海軍爺さんの 「これでいいのか?日本!!」
第6回 内局と4人の幕僚長 ('09.04.01.)

海軍爺さん

 「虎の威を借る狐」と言う古い諺があるが、二十一世紀になってもそれが生きていて、猛威をふるっているらしい。変人首相だった小泉のキンタマをシッカリ掴み、一の子分のように振る舞い、勝手に自衛隊の人事にも、武器の調達にも口を出し、4年以上もわが世の春を謳歌していた男がいた。

 部外からでは具体的なことはわからないが、被害を受けた部隊や機関から色々と苦情や怨嵯の声が挙がっていたであろうに、4人の幕僚長たちは何等処置もせず、「御無理御尤も、触らぬ神に崇りなし」とばかり見逃していたのであろうか? 自衛隊でそれぞれのトップまで登りつめた各幕僚長は、「位人臣を極めた」のだから「公」のため、一肌も二肌も脱いで頑張るべきではなかったか? 制服のトップが、これはおかしい、至急処置する要があると感じた場合、参事官会議なんかブッ飛ばして長官又は大臣に直言すべきではないか! 自衛隊員は普通の官庁のサラリーマンではないのだ。平時でも、このような事案のときこそ、身を挺して諌言すべきではないか! 反骨精神も気概もないのか! 虎の威を借りた男は、うしろに首相がいると思い込み、小人なりに何をやっても恐ろしいものなしと思っていたであろうが、一旦司直に掴った後は、うしろを振り返って見ると虎の姿は影も形もなくミジメな事になっている。

 俺が現役の頃、文民統制をブンカン統制と勝手に解釈して、当時防衛局長だったKが横暴の限りを尽くしていた。当時の部長や課長はNさん以外はおとなしくて、班長だった俺が理不尽な事を言う局長と3年にわたり衝突した。正しいと信ずることには、身を挺して頑張った積りである。最近退職させられた田母神前空幕長の著書「自らの身を顧みず」を読むと、「内局という名の政治将校団が存在し、……人事権も予算権も内局が握り自衛隊をコントロールして来た……こんな防衛省は制服にとって極めて居心地の悪い組織なのである。……幕僚監部の部長と内局の局長は、組織上対等であるが、格付けには大きな開きがある、各幕僚監部の方が低いのである……」と。

 これに関連して40年前のことを思い出した。俺が統幕の2室長(海将補)のとき、ハワイの太平洋軍との会議に出張した際、JALはエコノミークラスであった。当時ホノルル支店長だった旧海軍の後輩が、「内局の30才代の課長がビジネスクラスですから、私の権限で先輩をビジネスにします。
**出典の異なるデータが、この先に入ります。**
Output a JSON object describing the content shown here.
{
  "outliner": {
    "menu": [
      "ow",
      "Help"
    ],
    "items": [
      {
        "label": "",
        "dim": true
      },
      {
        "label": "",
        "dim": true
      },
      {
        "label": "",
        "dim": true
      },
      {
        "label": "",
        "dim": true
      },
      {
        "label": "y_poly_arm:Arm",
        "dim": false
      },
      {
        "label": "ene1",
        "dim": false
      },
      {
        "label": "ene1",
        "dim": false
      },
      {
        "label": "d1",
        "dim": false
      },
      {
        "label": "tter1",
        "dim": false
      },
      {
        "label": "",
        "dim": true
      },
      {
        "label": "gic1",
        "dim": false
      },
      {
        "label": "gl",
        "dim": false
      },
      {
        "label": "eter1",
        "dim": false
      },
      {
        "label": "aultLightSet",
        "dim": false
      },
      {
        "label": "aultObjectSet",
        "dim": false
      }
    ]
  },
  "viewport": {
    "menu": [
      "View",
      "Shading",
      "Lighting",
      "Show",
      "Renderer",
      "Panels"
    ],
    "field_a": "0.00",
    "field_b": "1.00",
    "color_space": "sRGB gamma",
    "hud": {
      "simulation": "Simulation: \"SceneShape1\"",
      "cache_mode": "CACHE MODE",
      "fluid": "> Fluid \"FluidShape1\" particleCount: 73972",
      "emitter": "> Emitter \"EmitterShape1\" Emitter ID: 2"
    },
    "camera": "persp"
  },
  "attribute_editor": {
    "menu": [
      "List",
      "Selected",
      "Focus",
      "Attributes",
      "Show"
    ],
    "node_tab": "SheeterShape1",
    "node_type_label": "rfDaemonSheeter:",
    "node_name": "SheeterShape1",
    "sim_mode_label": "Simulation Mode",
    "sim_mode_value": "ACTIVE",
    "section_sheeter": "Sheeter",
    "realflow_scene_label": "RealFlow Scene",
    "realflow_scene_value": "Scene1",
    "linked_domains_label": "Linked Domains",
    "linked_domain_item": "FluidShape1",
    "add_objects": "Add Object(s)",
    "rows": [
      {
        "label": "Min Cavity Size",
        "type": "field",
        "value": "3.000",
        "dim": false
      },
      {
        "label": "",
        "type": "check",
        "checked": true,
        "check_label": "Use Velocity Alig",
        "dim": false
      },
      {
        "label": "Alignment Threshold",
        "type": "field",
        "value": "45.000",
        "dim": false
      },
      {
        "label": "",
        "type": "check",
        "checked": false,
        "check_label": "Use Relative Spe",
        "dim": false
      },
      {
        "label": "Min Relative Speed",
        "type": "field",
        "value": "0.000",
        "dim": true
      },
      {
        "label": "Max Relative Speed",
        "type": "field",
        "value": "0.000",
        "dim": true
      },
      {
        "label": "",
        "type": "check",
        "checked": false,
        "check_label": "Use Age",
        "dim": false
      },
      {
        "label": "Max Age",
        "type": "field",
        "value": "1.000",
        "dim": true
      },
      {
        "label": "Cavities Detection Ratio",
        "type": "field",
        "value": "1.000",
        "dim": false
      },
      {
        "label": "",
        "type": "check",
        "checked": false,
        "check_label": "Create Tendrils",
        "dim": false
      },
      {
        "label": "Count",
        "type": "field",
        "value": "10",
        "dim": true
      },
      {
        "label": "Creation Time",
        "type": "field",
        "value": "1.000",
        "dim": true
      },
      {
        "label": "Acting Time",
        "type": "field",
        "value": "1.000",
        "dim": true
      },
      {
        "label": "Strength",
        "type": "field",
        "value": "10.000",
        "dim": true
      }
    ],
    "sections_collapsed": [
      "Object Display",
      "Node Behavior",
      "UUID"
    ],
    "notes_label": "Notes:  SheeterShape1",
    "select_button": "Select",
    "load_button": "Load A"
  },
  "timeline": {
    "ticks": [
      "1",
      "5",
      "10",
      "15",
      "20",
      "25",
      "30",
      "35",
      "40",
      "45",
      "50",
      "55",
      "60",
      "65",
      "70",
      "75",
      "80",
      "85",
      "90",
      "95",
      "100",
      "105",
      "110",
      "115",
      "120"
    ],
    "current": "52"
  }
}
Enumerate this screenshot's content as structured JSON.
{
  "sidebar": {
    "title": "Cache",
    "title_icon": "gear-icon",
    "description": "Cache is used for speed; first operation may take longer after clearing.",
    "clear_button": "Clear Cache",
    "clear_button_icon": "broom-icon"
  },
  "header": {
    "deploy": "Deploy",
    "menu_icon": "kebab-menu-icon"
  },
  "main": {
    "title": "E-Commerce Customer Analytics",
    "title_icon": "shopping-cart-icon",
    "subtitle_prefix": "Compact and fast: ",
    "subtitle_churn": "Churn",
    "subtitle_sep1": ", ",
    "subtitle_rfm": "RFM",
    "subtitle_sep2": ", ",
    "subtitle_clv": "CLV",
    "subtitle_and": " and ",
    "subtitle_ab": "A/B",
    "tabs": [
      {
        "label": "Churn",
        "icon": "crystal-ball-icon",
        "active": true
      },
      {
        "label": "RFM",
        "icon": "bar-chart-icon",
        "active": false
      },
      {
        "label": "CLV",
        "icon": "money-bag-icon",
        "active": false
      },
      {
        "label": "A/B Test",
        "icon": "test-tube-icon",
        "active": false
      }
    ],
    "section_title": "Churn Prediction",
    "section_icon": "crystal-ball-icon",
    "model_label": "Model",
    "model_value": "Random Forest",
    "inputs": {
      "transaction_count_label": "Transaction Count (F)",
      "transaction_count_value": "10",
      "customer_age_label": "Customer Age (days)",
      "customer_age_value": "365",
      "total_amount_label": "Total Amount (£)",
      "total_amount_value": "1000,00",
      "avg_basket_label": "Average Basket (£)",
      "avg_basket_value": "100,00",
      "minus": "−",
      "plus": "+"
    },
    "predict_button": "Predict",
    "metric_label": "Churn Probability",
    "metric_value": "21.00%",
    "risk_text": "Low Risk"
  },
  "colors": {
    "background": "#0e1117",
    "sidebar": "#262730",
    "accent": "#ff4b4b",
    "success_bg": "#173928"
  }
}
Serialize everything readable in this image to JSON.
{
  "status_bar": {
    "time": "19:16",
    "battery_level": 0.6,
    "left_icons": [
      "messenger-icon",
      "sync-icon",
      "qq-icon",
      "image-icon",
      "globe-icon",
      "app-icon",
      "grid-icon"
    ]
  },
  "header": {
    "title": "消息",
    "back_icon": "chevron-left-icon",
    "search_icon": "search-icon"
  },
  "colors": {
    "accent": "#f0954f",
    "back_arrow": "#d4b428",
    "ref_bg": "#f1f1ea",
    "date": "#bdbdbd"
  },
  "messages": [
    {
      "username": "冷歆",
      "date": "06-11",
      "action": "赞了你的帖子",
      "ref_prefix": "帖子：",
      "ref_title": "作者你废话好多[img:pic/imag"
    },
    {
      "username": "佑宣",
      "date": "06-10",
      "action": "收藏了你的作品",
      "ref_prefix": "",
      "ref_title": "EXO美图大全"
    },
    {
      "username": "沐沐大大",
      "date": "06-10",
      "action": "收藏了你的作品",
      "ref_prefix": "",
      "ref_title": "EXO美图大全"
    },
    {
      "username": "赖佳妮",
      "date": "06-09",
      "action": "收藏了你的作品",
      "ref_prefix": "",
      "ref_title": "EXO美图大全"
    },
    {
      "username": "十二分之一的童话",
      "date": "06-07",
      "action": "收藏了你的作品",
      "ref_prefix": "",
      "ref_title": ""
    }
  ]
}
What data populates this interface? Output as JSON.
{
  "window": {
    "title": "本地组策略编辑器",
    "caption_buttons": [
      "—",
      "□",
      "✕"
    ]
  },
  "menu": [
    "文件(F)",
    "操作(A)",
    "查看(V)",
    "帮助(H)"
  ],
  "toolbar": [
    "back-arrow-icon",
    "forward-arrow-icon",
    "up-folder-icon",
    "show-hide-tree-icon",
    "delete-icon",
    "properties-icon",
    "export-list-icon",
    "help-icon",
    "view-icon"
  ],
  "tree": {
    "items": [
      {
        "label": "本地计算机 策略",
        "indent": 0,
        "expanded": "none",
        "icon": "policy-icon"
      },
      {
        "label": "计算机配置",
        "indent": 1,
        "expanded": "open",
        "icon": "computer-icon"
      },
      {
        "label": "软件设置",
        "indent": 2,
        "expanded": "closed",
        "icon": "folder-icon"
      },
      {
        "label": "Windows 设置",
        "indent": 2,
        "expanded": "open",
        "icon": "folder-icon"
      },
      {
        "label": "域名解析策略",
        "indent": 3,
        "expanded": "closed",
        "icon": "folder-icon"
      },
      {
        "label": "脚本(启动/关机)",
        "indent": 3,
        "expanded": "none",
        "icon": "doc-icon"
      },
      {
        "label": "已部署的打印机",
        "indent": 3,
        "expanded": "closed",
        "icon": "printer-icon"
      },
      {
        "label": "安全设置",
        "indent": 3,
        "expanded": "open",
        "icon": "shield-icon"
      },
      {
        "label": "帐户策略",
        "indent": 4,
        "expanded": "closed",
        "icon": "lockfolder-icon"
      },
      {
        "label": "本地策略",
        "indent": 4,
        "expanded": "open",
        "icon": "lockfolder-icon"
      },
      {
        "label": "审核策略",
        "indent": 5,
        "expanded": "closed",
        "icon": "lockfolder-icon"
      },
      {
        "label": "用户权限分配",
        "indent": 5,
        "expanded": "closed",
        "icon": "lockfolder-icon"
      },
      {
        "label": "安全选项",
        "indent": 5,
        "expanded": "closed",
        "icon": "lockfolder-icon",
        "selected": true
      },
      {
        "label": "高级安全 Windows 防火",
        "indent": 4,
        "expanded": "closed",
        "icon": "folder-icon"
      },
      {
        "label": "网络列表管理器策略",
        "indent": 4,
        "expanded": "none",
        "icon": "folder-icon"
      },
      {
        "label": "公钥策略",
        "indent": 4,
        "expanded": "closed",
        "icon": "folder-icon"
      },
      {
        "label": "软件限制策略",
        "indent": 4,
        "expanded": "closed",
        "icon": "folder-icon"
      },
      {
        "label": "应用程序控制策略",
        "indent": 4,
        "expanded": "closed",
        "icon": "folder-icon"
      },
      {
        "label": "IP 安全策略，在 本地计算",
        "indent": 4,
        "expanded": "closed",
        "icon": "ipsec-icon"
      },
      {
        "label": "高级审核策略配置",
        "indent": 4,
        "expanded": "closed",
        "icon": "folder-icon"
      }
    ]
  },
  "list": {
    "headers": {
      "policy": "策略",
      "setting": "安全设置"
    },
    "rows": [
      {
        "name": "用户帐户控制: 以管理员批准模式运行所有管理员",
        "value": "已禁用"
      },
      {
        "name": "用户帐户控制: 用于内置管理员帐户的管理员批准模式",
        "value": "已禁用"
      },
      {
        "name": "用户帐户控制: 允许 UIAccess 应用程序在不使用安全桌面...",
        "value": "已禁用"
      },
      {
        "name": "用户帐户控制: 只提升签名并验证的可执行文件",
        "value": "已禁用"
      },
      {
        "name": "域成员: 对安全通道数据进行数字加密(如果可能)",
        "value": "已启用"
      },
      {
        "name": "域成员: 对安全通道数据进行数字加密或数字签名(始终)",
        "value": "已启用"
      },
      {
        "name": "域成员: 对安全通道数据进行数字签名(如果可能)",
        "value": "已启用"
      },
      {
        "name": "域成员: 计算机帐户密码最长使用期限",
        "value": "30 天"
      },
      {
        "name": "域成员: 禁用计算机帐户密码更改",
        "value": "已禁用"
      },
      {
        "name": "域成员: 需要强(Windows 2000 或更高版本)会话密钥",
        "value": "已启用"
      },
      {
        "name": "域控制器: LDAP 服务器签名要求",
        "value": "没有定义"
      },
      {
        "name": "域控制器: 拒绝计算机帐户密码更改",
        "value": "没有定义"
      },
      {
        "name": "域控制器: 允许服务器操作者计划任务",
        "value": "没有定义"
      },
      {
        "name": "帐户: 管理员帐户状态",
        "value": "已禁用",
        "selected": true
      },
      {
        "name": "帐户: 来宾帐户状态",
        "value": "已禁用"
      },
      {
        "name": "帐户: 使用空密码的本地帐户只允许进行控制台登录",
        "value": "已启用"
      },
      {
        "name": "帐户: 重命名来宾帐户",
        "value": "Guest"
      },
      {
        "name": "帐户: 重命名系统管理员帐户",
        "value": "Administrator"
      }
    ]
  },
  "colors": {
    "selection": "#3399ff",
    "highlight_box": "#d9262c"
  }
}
」と言ってくれたが、同行の1佐、2佐もいることであるし、好意だけを受けて辞退した。しかし、余りの差別に怒り心頭に発したが、敗戦の責任の何万分の1かを負う旧海軍軍人として我慢したが、現在も相変わらず差別されているのであれば、言語道断である。

 速やかに改善しないと精強な部隊は仲々できないゾ!

(第6回了)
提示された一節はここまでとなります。